I tre quesiti affidati al professor Catanesi

Il mandato del professor Catanesi è preciso e articolato su tre punti distinti.

Il primo: accertare “l’eventuale sussistenza, in capo all’indagato, di condizioni patologiche idonee a incidere sulla capacità di intendere e di volere, con riferimento ai fatti per cui si procede e al momento della loro realizzazione”. In altri termini, il perito dovrà stabilire se Sempio fosse in grado di capire ciò che faceva e di volerlo nel momento in cui fu uccisa Chiara Poggi, nel 2007.

Il secondo: valutare “la presenza di eventuali disturbi o alterazioni di significativa rilevanza, tali da incidere sul giudizio di imputabilità, nonché il grado di correlazione con i fatti contestati”. Questa domanda riguarda la responsabilità penale in senso stretto: se esistono condizioni psichiatriche che, se accertate, potrebbero ridurre o escludere l’imputabilità di Sempio.

Il terzo: verificare “l’eventuale configurabilità di una condizione di pericolosità sociale”. Questo quesito va oltre la ricostruzione del 2007 e guarda al presente e al futuro: se Sempio rappresenti un rischio per la collettività.

Le parole del procuratore Napoleone

Nella nota ufficiale della Procura, il procuratore Napoleone spiega la logica della decisione: “Le determinazioni assunte sono volte ad assicurare una ricostruzione quanto più completa, oggettiva e scientificamente fondata della vicenda”.

Il quadro processuale

La consulenza psichiatrica arriva pochi giorni dopo che la difesa di Sempio, gli avvocati Liborio Cataliotti e Angela Taccia, ha depositato le proprie consulenze tecniche: dattiloscopica sull’impronta 33, blood pattern analysis, relazione medico-legale, supplemento genetico sul DNA, consulenza sulle impronte di piede e memoria per contestualizzare i soliloqui intercettati.
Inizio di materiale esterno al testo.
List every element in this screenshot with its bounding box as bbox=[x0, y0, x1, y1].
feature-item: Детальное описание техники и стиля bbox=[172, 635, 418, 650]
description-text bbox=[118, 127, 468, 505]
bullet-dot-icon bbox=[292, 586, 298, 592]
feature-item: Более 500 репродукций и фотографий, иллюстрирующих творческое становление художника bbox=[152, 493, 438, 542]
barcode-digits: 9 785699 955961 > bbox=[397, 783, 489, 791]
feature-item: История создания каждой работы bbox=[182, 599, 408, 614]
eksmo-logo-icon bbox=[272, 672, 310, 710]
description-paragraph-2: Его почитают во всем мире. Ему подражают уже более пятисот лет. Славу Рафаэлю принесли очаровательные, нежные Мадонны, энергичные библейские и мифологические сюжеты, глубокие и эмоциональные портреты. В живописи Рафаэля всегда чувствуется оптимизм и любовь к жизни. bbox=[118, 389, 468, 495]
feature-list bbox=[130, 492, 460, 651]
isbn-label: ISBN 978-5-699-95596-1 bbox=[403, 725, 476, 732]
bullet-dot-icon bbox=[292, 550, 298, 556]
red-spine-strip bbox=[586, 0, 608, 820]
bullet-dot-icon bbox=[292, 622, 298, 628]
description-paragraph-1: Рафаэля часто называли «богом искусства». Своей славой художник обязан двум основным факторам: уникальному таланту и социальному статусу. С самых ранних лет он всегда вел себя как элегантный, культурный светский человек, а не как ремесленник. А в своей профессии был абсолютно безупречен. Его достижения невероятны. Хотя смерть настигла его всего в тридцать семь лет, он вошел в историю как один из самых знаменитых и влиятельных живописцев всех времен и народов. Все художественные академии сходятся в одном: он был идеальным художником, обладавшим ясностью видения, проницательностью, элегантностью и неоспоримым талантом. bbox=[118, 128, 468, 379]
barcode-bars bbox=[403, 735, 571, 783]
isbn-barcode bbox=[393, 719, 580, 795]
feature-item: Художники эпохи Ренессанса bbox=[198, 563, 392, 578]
La relazione personologica della difesa è stata trattenuta in attesa di capire se quella del RACIS verrà dichiarata utilizzabile come prova.

La Procura ha chiuso le indagini il 7 maggio con la notifica dell’avviso di conclusione. Sempio ha sempre dichiarato la propria estraneità ai fatti. La decisione della Procura sul rinvio a giudizio non è ancora intervenuta.

La reazione della difesa di Andrea Sempio

“Siamo stupiti dalla tempistica della consulenza psichiatrica perche’ ci aspettavamo un confronto sui dati oggettivi per trovare il reale assassino di Chiara Poggi e capire se potesse essere, in base a elementi tecnici, Andrea Sempio. Non ci aspettavamo che cercassero L’assassino ideale, ma che si confrontassero con noi in contraddittorio su elementi oggettivi”. Così gli avvocati Liborio Cataliotti e Angela Taccia sulla notizia della consulenza psichiatrica disposta dalla Procura di Pavia.